それを知っていれば、もしかしたら効果的な驚かし方がわかるかもしれないと考えたのだ。
魔法がないわけではないが希少なこの世界では、そもそもの部分が不透明である。
もし魅了の魔法が周りにいる人間にも影響を与えるものなら大問題だ。
今日数時間一緒にいて自分に何の変化もないことはわかっているが、それでもヴァルトの立場を考えれば未知のものに対して用心しすぎるということはない。
「ええと、術者であるルナから相手を自分の虜にする力が常に出ているらしいです。意図的に増減可能で、多分ライカ様たちは会う度にそれを浴びせられているとか」
「ちょっと待って。『たち』ってなに?他にもいるの?」
ルリアーナがアデルから聞いた魅了の魔法について、この世界でも意味が通るように説明していると、ヴァルトが関係のない所で声を上げる。
関係はないが、すぐに回答できるものであり、且つ全くの無関係でもなかったのでルリアーナはそれに頷き説明に足す。
「言ってませんでしたね。ライカ様の他にも数人いらっしゃるそうですよ。

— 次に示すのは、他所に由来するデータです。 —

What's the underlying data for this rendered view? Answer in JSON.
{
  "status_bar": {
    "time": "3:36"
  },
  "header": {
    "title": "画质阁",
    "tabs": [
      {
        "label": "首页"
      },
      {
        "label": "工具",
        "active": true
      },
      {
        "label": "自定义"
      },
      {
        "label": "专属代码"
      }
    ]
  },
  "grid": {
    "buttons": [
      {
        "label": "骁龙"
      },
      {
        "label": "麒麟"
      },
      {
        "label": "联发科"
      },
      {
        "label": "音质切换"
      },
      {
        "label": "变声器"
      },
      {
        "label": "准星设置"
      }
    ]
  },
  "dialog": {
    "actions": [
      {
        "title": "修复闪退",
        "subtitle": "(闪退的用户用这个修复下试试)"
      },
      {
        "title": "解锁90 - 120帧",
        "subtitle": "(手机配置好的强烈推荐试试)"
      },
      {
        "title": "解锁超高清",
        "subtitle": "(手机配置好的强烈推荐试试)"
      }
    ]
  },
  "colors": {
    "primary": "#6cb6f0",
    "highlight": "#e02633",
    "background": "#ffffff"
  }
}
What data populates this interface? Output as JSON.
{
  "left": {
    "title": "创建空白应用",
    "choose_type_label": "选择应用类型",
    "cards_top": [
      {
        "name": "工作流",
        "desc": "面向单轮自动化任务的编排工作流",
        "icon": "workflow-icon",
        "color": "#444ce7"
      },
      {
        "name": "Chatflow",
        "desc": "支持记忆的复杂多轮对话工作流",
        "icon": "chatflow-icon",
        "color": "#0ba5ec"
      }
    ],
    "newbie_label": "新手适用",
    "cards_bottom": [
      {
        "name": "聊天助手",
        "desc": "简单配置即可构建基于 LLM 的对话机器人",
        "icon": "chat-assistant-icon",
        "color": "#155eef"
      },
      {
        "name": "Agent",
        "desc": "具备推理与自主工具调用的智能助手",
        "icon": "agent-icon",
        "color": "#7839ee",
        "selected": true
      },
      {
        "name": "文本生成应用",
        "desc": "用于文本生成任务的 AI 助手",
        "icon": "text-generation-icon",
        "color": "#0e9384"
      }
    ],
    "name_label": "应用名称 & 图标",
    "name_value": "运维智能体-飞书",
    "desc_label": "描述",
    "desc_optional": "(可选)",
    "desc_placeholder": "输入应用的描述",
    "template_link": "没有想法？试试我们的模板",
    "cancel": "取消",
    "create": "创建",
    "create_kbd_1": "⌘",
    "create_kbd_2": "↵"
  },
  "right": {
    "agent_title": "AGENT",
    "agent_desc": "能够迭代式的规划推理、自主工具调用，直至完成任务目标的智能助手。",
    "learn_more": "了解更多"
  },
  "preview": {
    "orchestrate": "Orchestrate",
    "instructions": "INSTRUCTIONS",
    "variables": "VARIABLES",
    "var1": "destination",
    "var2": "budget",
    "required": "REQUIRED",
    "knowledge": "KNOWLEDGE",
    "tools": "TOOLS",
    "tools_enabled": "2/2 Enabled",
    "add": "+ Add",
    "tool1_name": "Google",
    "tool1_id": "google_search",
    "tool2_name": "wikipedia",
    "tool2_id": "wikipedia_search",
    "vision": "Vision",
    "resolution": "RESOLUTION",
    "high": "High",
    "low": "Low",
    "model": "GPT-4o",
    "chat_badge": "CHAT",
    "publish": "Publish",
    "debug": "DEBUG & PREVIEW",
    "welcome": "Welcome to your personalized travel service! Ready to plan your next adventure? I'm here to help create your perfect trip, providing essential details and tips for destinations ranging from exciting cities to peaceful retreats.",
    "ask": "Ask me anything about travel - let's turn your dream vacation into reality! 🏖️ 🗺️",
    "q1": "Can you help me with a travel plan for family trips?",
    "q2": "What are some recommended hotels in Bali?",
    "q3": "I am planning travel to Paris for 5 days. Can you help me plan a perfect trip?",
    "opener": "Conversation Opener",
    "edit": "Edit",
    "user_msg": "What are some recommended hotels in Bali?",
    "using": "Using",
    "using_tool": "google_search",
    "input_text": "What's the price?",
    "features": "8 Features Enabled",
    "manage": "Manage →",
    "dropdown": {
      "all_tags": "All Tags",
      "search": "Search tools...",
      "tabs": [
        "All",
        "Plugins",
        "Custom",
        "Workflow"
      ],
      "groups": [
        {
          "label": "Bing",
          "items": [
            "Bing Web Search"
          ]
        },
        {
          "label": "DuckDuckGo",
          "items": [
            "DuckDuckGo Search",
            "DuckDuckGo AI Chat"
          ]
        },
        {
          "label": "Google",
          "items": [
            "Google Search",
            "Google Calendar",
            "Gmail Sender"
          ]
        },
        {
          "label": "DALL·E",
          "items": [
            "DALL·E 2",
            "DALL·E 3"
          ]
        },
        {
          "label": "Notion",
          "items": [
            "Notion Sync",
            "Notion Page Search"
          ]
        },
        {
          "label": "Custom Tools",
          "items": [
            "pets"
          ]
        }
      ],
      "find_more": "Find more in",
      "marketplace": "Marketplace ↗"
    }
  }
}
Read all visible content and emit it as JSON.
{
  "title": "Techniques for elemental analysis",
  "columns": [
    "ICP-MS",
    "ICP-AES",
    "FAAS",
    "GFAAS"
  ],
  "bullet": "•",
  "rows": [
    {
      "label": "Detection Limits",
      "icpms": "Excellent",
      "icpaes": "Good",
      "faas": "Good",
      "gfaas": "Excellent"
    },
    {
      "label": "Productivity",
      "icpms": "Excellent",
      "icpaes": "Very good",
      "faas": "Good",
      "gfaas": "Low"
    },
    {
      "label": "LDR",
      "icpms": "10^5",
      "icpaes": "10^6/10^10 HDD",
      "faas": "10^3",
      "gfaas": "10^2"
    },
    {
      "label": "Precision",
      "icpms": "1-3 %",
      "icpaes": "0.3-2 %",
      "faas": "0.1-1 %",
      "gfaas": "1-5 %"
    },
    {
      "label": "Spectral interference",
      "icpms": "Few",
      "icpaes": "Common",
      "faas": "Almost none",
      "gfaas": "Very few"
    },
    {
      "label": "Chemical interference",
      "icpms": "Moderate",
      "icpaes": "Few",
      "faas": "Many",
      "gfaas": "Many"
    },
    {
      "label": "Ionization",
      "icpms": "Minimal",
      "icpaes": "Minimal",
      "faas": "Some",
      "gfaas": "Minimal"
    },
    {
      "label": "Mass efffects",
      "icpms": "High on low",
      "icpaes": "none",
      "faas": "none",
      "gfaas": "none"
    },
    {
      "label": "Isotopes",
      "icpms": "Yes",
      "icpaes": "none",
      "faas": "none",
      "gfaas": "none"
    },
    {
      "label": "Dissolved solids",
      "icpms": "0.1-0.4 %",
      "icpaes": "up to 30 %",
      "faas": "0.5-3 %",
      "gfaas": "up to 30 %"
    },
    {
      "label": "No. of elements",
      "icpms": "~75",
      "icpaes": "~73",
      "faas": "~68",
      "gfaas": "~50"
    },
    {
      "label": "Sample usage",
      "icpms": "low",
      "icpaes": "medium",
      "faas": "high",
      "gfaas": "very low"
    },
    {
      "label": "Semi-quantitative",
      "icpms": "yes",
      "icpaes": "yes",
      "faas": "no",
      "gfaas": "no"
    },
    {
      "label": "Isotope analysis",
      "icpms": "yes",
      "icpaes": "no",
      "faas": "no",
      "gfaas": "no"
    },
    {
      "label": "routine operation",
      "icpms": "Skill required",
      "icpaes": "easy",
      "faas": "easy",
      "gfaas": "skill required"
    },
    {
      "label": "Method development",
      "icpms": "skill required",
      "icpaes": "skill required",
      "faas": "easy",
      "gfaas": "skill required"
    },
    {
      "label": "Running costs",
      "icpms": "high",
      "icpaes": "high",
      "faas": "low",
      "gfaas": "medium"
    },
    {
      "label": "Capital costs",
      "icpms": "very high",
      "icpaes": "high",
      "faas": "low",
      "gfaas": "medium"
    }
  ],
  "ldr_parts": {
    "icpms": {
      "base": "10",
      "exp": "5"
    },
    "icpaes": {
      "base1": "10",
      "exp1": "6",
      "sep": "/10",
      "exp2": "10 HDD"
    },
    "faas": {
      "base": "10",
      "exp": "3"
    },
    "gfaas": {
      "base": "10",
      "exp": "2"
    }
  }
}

主に生徒会のメンバーだとか」
「えー?ちょっと、大丈夫なのこの国…」
ヴァルトはルリアーナの言葉にクローヴィア国を憂いて頬を引き攣らせるが、実は3年前に自国でも同じことが起きていたのだと知ったら、どんな顔をするのだろうか。
しかしルリアーナにはそれをバラす気はないので、その答えは今はわからない。
「まあそのような魔法ですので、ルナさえいなければヴァルト様に影響もありませんし、その魔法が効くのは異性限定のようですので私やアデルちゃんはそもそも対処しなくてもいいものです」
ルリアーナは現状ヴァルトや自分に危険はないと伝え、ヴァルトの隣に腰を下ろす。
「このまま妙案が浮かばなければ、もしかしたらこの国の王太子妃はルナになるかもしれません。彼女がどこまで望んでいるのかわかりませんが、私はルナではなくアデルちゃんとなら今後も上手く付き合える自信があります。ですので、両国の友好関係を保つためにもライカ様に正気に返っていただく必要があるのです」
膝の上で両手を組んでぎゅっと握り、ルリアーナは言えないでいるアデルの未来を憂える。
ルナが王太子妃になる未来は、すなわちアデルが悪役令嬢として断罪される未来。
それだけは避けなければいけない。
「そうだね」
ヴァルトはそっとルリアーナの手に自身の手を重ねるとふっと微笑み、
「いっそ、一発ぶん殴って正気に戻そうか」
キラキラと音がしそうなほどの笑顔でそう言うと、
「うん、それがいいね。よし、早速明日実行しよう」
と言って「え?えぇ?」と戸惑うルリアーナをベッドへと促した。